Poole & Higgo (2006), two experienced and committed psychiatrists, encourage a narrative approach to understanding patients and emphasise that as well as any weaknesses operating in their lives, assessment has to include patients’ strengths. However, both they and the authors writing on assessment in another recent book (Meaden & Farmer, 2006), emphasise diagnosis and problem-listing. ‘Cultural and spiritual issues’ are virtually ignored, being mentioned only once in the two texts (in Meaden & Farmer, section on ‘Lifestyle assessments’, p. 70).

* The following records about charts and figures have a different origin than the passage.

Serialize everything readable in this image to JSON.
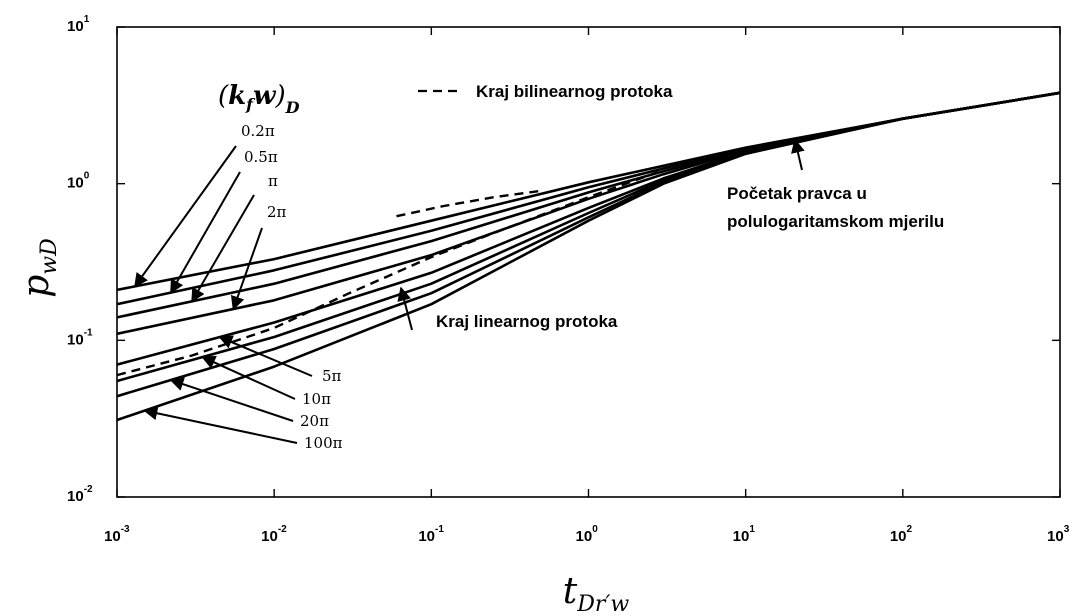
{
  "chart_data": {
    "type": "line",
    "xscale": "log",
    "yscale": "log",
    "xlim": [
      0.001,
      1000
    ],
    "ylim": [
      0.01,
      10
    ],
    "grid": false,
    "xlabel": "t_Dr'w",
    "ylabel": "p_wD",
    "x_tick_labels": [
      {
        "base": "10",
        "exp": "-3"
      },
      {
        "base": "10",
        "exp": "-2"
      },
      {
        "base": "10",
        "exp": "-1"
      },
      {
        "base": "10",
        "exp": "0"
      },
      {
        "base": "10",
        "exp": "1"
      },
      {
        "base": "10",
        "exp": "2"
      },
      {
        "base": "10",
        "exp": "3"
      }
    ],
    "y_tick_labels": [
      {
        "base": "10",
        "exp": "-2"
      },
      {
        "base": "10",
        "exp": "-1"
      },
      {
        "base": "10",
        "exp": "0"
      },
      {
        "base": "10",
        "exp": "1"
      }
    ],
    "parameter_label": "(k_f w)_D",
    "series": [
      {
        "label": "0.2π",
        "x": [
          0.001,
          0.01,
          0.1,
          1,
          3,
          10,
          100,
          1000
        ],
        "y": [
          0.21,
          0.33,
          0.58,
          1.02,
          1.3,
          1.7,
          2.6,
          3.8
        ]
      },
      {
        "label": "0.5π",
        "x": [
          0.001,
          0.01,
          0.1,
          1,
          3,
          10,
          100,
          1000
        ],
        "y": [
          0.17,
          0.28,
          0.5,
          0.95,
          1.25,
          1.68,
          2.6,
          3.8
        ]
      },
      {
        "label": "π",
        "x": [
          0.001,
          0.01,
          0.1,
          1,
          3,
          10,
          100,
          1000
        ],
        "y": [
          0.14,
          0.23,
          0.43,
          0.88,
          1.2,
          1.65,
          2.6,
          3.8
        ]
      },
      {
        "label": "2π",
        "x": [
          0.001,
          0.01,
          0.1,
          1,
          3,
          10,
          100,
          1000
        ],
        "y": [
          0.11,
          0.18,
          0.35,
          0.8,
          1.15,
          1.63,
          2.6,
          3.8
        ]
      },
      {
        "label": "5π",
        "x": [
          0.001,
          0.01,
          0.1,
          1,
          3,
          10,
          100,
          1000
        ],
        "y": [
          0.07,
          0.13,
          0.27,
          0.7,
          1.08,
          1.6,
          2.6,
          3.8
        ]
      },
      {
        "label": "10π",
        "x": [
          0.001,
          0.01,
          0.1,
          1,
          3,
          10,
          100,
          1000
        ],
        "y": [
          0.055,
          0.105,
          0.23,
          0.65,
          1.05,
          1.58,
          2.6,
          3.8
        ]
      },
      {
        "label": "20π",
        "x": [
          0.001,
          0.01,
          0.1,
          1,
          3,
          10,
          100,
          1000
        ],
        "y": [
          0.044,
          0.088,
          0.2,
          0.61,
          1.02,
          1.56,
          2.6,
          3.8
        ]
      },
      {
        "label": "100π",
        "x": [
          0.001,
          0.01,
          0.1,
          1,
          3,
          10,
          100,
          1000
        ],
        "y": [
          0.031,
          0.068,
          0.17,
          0.58,
          1.0,
          1.55,
          2.6,
          3.8
        ]
      }
    ],
    "end_bilinear_curve": {
      "x": [
        0.001,
        0.003,
        0.01,
        0.03,
        0.1,
        0.3,
        1,
        3
      ],
      "y": [
        0.06,
        0.08,
        0.12,
        0.2,
        0.34,
        0.52,
        0.82,
        1.22
      ]
    },
    "end_bilinear_upper": {
      "x": [
        0.06,
        0.12,
        0.25,
        0.5
      ],
      "y": [
        0.62,
        0.72,
        0.82,
        0.9
      ]
    },
    "legend": {
      "label": "Kraj bilinearnog protoka",
      "style": "dashed",
      "placement": "top-center"
    },
    "annotations": {
      "end_linear": "Kraj linearnog protoka",
      "semilog_start_line1": "Početak pravca u",
      "semilog_start_line2": "polulogaritamskom mjerilu"
    },
    "arrow_targets": {
      "end_linear": {
        "x": 0.07,
        "y": 0.26
      },
      "semilog_start": {
        "x": 20,
        "y": 1.85
      }
    }
  }
}
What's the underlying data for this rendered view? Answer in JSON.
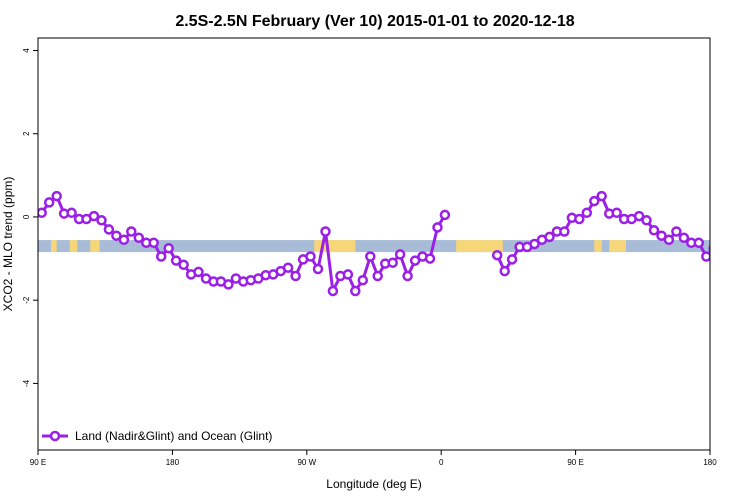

We therefore seek to fill a vital gap in the literature on psychiatric assessment. This chapter expands on an earlier paper (Culliford, 2007a) and is influenced by the profession's growing acceptance of the strengths perspective, ‘which posits clients’ personal and environmental strengths as central to the helping process’ (Hodge, 2001a). As well as asking ‘Why’ the spiritual needs of psychiatric patients should be addressed, we also ask questions about ‘how’, ‘who’ and ‘when’ (Koenig, 2002). We discuss quantitative v. qualitative approaches, and also narrative v. interpretative frameworks for understanding spirituality as necessarily intrinsic to optimal care-planning in mental healthcare.
Why assess a person's spirituality?
The reasons for assessing spiritual aspects of psychiatric patients’ lives, including their spiritual needs, are complex (Culliford, 2002b). In addition to discovering personal and environmental strengths on which to draw, the more obvious include:
The very nature of spirituality as a source of vitality, motivation and a healthy sense of belonging and being valued.
The long historical relationship between religion, medicine and mental healthcare.
The patients’ wishes as well as those of carers.
The epidemiology of spirituality/religion and mental health.
The influence of spirituality/religion on the attitudes and decisions of psychiatric staff.
The nature of spirituality
Spirituality is universal, yet unique to every person. It is essentially unifying and applies to everyone, including those who do not believe in God or a ‘higher being’.